Gördüğünüz gibi Allah’tan gelen rahmet, fazl ve salâvât isminde üç tane nur var. Bu nurlar Allah’ın katından gelir zikrettiğimiz zaman -mürşidimize ulaşmışsak kalbimizin 7 tane kalp şartı tamam olmuştur- kalbimize ulaşan bu nurlar, kalbimizin içine girerler. Rabbanî kapının üzerinde bulunan mührü iterek nefsin kalbinin içine girerler. O mührü aşağı doğru sürerler, zülmanî kapıya ulaştırırlar. Zülmanî kapı da rabbanî kapı gibi yuvarlaktır ve aynı boyuttadır. Bu sebeple mühür, zülmanî kapıyı tamamen örter. Örterse ne olur? Örterse şeytanın karanlıklarının nefsimizin kalbine girmesi mümkün değildir, zikir yaptığımız sürece. O zaman ne olur? Allah’tan gelen nurlar nefsimizin kalbini birkaç dakika içinde %100 doldurur. Bütün karanlıkları kapı dışarı ederler. Ama ne yazık ki hepsi nefsimizin kalbinde yerleşemez. Kim zikir yapıyorsa zikir yaptığı sürece o kişinin daimî zikirde olan bir kişiden hiç farkı yoktur. Kalbi tamamen nurlarla doludur. Ama zikrini bitirdiği zaman, bu aşamada meselâ kişi, zikrini bitirdiği zaman o kişinin zühd makamını tamamladığını düşünelim, nefsinin kalbindeki nurların; îmân kelimesinin etrafında toplanan bu nurların nefsin kalbindeki %81’lik bir hacmi ihtiva ettiğini görüyoruz, işgal ettiğini görüyoruz. Bu, nefsin kalbindeki %81’lik bu bölüm (bu hacim), şeytanın karanlıkları tarafından zikir bitse de işgal edilemez. Onlar îmân kelimesinin çekim gücünün etrafında toparlanmıştır, nefsin kalbinin %81’ini doldurmuştur.

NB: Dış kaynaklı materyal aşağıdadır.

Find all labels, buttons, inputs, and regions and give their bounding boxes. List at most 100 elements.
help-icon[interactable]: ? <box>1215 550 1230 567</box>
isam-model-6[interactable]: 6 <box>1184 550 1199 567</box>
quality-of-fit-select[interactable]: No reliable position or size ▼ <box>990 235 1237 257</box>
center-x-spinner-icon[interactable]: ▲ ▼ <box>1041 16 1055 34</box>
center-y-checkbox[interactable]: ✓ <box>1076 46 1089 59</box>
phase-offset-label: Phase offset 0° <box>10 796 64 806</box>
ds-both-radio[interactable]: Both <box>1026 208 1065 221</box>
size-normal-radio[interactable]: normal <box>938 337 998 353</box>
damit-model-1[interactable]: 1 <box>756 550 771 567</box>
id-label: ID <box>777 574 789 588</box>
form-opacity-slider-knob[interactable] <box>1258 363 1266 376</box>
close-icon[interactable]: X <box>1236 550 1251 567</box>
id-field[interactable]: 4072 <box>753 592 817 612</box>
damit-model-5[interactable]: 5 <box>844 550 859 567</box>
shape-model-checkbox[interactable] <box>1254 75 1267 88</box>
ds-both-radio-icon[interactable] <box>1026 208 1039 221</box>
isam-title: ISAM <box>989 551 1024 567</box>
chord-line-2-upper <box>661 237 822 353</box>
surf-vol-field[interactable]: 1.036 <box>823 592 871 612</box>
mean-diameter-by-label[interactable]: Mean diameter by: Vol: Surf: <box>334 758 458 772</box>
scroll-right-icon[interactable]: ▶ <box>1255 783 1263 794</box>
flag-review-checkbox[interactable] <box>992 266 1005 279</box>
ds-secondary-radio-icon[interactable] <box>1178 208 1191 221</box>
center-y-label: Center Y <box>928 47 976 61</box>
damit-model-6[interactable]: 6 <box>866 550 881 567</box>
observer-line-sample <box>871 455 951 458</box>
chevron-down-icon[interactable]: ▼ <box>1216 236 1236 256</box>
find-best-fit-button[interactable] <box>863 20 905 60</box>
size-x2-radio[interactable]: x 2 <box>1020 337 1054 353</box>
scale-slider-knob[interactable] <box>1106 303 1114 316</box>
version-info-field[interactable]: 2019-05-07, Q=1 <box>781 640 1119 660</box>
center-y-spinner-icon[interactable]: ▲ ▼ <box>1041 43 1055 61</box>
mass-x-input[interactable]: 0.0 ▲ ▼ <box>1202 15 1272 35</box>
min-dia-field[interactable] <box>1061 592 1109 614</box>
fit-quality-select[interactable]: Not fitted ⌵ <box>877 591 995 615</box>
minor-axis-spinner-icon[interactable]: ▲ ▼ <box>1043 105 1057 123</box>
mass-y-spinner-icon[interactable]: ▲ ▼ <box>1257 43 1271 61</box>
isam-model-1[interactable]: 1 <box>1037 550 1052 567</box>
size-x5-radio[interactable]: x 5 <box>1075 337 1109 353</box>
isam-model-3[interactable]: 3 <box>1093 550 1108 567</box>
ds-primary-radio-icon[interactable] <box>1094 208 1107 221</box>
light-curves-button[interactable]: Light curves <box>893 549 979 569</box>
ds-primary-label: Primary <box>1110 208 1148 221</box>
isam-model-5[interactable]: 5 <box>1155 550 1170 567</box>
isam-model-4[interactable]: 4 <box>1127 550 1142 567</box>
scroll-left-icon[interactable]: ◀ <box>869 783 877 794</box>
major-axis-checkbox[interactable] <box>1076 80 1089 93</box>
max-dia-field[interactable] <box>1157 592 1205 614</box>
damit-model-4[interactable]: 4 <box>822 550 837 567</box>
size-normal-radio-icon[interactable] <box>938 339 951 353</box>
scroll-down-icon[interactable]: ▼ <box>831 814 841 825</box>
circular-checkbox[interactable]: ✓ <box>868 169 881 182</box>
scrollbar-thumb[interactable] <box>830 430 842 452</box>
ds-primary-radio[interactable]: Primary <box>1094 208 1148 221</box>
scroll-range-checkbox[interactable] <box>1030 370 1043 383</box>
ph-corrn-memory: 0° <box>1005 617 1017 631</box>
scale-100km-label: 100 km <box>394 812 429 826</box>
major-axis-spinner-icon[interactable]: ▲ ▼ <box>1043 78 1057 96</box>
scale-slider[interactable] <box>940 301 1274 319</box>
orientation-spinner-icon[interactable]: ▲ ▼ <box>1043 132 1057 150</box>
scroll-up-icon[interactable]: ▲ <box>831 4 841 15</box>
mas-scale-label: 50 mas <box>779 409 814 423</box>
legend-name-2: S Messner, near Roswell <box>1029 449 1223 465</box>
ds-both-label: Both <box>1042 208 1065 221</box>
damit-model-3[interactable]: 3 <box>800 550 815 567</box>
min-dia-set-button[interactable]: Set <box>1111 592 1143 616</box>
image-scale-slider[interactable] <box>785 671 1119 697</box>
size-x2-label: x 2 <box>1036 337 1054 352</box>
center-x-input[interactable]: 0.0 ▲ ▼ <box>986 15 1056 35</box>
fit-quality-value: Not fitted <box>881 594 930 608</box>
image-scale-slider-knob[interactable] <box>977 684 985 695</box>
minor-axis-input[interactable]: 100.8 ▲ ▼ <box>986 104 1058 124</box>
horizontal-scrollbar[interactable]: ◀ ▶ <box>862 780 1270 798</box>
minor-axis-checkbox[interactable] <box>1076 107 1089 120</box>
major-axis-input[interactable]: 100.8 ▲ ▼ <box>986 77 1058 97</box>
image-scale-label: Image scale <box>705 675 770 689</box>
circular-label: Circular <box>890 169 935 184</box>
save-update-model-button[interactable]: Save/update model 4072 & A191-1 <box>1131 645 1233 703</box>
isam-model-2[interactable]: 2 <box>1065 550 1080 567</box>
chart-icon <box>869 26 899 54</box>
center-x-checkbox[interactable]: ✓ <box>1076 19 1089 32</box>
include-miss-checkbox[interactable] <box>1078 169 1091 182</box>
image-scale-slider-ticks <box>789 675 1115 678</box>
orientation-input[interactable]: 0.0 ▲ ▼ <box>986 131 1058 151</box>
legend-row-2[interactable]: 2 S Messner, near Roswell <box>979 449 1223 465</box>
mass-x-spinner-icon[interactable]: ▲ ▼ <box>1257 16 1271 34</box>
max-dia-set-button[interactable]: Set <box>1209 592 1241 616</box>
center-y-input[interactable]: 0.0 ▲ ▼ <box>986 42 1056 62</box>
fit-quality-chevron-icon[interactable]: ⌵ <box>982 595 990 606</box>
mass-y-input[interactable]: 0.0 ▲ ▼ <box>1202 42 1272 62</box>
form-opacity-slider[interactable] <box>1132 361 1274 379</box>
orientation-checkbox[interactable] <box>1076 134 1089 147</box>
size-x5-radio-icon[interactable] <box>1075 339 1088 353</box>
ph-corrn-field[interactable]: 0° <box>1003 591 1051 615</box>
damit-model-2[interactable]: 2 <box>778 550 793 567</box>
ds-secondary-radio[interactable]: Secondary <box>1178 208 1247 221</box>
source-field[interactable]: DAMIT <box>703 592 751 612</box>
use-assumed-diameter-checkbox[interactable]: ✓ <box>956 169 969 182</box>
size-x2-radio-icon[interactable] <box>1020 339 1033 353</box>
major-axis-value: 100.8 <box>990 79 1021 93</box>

Öyleyse burada her şeyi en güzele ulaştırmak için daha büyük bir gayretin içine giriyor kişi. Zikrini yarıdan zaten daha öteye geçirmiş ama daha çok arttırıyor. Bu artan zikir, burada büyük hacimli bir artış gösterir. Daimî zikre doğru yaklaşırken kişinin fizik vücudu da Allah’a teslim olur.
Nisâ Suresinin 125. âyet-i kerimesinde Allahû Tealâ buyuruyor ki:
4/NİSÂ-125: Ve men ahsenu dînen mimmen esleme vechehu lillâhi ve huve muhsinun vettebea millete ibrâhîme hanîfâ(hanîfen). Vettehazallâhu ibrâhîme halîlâ(halîlen).
Ve hanif olarak Hz. İbrâhîm’in dînine tâbî olmuş ve vechini (fizik vücudunu) Allah’a teslim ederek muhsin olan kimseden, dînen daha ahsen kim vardır. Ve Allah, Hz. İbrâhîm’i dost edindi.
“ve men ahsenu dînen mimmen esleme vechehu lillâhi ve huve muhsinun: O kişi ki vechini Allah’a teslim etmiş, fizik vücudunu Allah’a teslim etmiş ve muhsinlerden olmuştur. Ondan daha ahsen kim vardır?” Böyle diyor Allahû Tealâ.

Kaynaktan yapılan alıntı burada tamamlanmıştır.